As you get close to the ears, you need to make sure the hair is flush with the ears. Remember, gaps make ugly wigs. Continue with the back until you reach the back of the ears.
I included some pictures of my other wigs so you can see some back styles. If you need more, try Google or the search engine of your choice.
Step 12: Styling the Sideburns
Once the sideburns are trimmed and styled to your satisfaction, blast them with the hairspray. For Cats wigs, hairspray is your best friend. You want to load as much hairspray into the sideburns as possible. Sure, the wig will probably explode if you get too close to an open flame, but you know for sure the hair isn't going anywhere.
Step 13: The Bangs
Work your way up to the crown. When you get to the space between the ears, check what type of plugs you have left. If you want a certain color on the crown and you've run out of longer plugs, the shorter plugs will work on the crown.
Step 14: The Crown
This step is to ensure there are no gaps, as the hair is fairly straight up at this part. We don't want to see the wig base.

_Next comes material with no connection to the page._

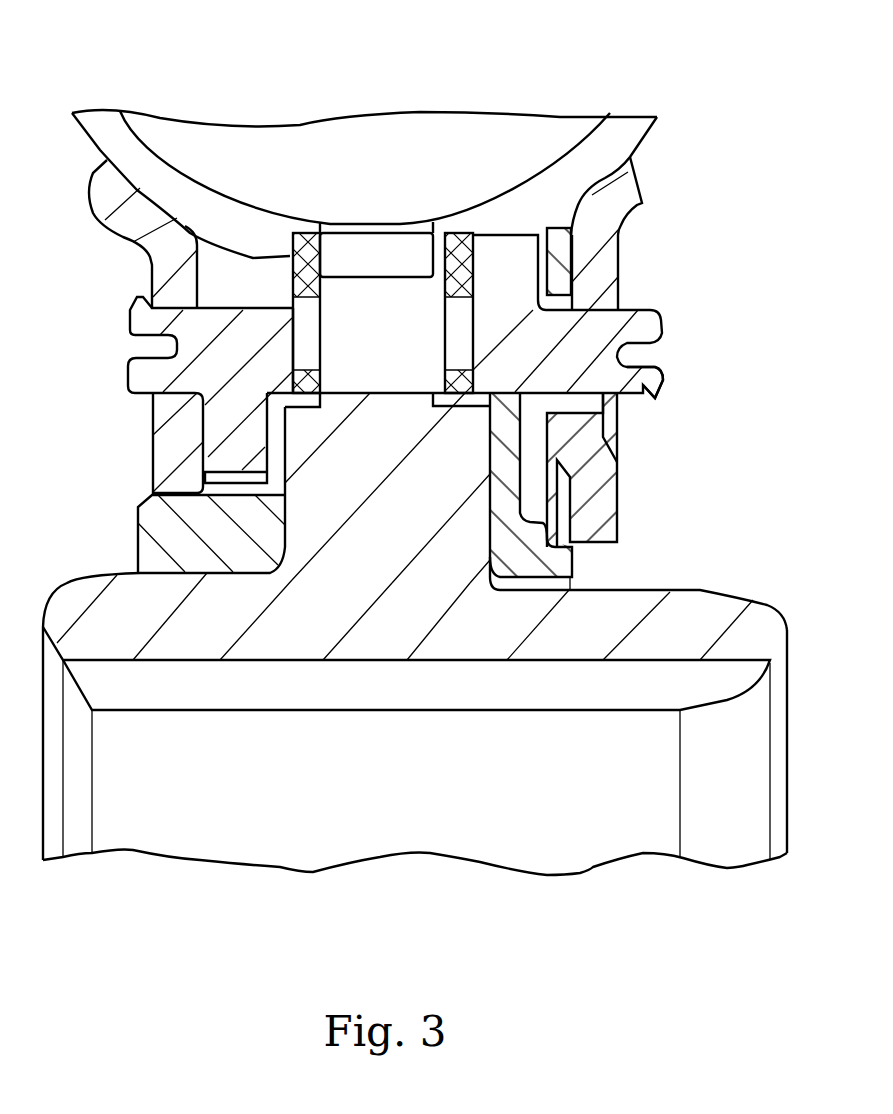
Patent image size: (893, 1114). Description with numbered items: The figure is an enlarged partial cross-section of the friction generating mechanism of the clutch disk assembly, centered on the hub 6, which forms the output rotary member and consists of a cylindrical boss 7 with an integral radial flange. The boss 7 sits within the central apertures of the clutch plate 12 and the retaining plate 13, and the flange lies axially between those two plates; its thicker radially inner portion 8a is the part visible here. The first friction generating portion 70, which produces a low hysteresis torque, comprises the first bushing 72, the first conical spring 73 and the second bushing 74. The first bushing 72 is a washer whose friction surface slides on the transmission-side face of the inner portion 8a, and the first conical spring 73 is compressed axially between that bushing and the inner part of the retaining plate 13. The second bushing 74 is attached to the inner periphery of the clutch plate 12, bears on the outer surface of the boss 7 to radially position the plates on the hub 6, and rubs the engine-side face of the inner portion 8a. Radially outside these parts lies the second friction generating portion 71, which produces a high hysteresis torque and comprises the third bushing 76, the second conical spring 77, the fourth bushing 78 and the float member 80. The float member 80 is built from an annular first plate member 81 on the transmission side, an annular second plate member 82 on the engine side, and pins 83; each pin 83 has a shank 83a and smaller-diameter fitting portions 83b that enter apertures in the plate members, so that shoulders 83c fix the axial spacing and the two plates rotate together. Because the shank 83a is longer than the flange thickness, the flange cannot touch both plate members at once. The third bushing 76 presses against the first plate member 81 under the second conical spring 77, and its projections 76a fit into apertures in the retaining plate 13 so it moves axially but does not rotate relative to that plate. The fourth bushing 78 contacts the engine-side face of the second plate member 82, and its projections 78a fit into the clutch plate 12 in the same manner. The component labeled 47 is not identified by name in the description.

Step 15: Styling the Bangs
Now, bangs are usually cut in layers, with the longest layers on the bottom and the shortest on the top. After a straight cut to get the approximate length you want, take your scissors and make the cuts directly into your fibers to feather the bangs and make them softer.
After trimming, play with the bangs a little before spraying. You don't want them all sticking straight out, because it looks like the wig got electrocuted. Cats wigs should look soft and natural.
Finally, when the wig is looking like you want, blast it with the hairspray.